Why resort to worker action, one might wonder, if the only outcome is increased repression? We find that along with increasing security budgets, local governments also increase their spending on social protection measures such as public housing and services. That is to say, the Chinese state responds to these protests not just with “sticks,” but also with “carrots.”

 

The central government seems very concerned with the local unrest, as well. We find that local party officials whose prefectures witnessed more unrest were more likely to be removed before their expected term—and not to more prestigious positions.

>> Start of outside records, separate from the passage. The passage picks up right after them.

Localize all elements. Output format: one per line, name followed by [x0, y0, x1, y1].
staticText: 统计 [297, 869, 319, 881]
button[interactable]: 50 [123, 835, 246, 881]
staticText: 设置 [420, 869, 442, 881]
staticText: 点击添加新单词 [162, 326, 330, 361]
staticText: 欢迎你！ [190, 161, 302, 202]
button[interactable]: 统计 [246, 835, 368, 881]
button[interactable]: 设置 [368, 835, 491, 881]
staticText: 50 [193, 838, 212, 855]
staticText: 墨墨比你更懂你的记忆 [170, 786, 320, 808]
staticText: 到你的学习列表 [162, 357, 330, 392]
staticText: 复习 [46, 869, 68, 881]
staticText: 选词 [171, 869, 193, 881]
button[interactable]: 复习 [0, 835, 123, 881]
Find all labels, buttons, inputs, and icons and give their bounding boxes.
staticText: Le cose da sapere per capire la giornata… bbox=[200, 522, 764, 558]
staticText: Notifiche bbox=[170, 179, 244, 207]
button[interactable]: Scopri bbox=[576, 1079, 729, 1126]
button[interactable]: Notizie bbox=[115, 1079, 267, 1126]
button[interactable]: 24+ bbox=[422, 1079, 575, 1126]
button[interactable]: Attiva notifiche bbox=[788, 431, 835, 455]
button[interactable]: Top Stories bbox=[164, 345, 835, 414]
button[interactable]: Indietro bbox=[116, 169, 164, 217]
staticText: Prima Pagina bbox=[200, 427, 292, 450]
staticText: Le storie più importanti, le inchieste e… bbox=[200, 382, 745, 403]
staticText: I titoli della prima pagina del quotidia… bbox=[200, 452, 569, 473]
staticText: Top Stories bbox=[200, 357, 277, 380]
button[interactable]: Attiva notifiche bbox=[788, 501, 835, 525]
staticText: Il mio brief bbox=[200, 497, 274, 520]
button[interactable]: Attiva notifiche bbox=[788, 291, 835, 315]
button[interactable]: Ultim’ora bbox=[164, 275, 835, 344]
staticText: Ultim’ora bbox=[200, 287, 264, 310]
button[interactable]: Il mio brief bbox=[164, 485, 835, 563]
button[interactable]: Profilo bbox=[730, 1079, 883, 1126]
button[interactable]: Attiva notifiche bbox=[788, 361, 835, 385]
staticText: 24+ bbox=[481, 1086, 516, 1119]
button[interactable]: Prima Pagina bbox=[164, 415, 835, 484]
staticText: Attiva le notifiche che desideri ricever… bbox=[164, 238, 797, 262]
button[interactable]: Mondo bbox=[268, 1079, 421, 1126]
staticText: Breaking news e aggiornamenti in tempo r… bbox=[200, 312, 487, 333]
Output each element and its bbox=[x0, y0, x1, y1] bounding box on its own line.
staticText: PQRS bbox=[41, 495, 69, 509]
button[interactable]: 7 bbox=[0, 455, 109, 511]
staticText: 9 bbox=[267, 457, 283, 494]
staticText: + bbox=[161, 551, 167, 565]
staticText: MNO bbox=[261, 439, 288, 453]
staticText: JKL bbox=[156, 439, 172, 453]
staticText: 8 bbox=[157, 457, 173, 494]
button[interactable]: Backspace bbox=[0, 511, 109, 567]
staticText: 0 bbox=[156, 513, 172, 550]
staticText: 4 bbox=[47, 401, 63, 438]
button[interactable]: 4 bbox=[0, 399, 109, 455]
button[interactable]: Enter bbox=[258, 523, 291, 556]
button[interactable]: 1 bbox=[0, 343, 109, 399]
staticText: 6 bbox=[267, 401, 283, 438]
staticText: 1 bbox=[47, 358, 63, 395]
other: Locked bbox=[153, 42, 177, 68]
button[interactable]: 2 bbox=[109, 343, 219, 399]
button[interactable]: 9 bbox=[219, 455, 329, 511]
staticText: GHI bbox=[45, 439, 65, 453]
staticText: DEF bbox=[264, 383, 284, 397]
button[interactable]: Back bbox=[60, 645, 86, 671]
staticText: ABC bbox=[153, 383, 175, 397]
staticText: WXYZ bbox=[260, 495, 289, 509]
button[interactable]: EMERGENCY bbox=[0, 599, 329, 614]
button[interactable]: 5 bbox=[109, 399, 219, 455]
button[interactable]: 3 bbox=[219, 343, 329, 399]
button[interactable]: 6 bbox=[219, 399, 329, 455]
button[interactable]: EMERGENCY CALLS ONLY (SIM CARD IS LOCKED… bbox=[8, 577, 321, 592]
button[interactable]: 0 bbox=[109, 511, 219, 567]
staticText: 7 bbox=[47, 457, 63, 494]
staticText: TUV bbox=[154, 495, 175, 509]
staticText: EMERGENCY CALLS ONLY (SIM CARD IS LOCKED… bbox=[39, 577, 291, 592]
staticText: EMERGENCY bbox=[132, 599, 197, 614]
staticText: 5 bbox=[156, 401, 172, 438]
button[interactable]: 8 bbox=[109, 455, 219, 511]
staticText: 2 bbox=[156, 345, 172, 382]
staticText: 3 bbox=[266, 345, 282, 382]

This seems to be done in a fairly sophisticated way: local officials are punished not because of protests per se—after all, they may have just been unlucky to be hit with a particularly bad drop in export demand—but rather because worker actions are in excess of what may have been expected, given the drop they faced.

 

When trade pain befalls, Chinese citizens respond, much like Americans, by expressing their dissatisfaction. In China, of course, this is not processed through elections but generates political instability nonetheless, thereby adding to the risk of rising local tensions as the Chinese economy inevitably slows down.

 

These rumblings in China have already been afoot as world trade slowed down over the past five years. Add to this the onset of Trump’s trade war, and one can expect that the existing strains within Chinese society will only get larger. That’s something that bears close monitoring, for both economic and political observers.

 

Filipe Campante is Bloomberg Distinguished Associate Professor at Johns Hopkins University, and Davin Chor is Associate Professor and Globalization Chair at Dartmouth College.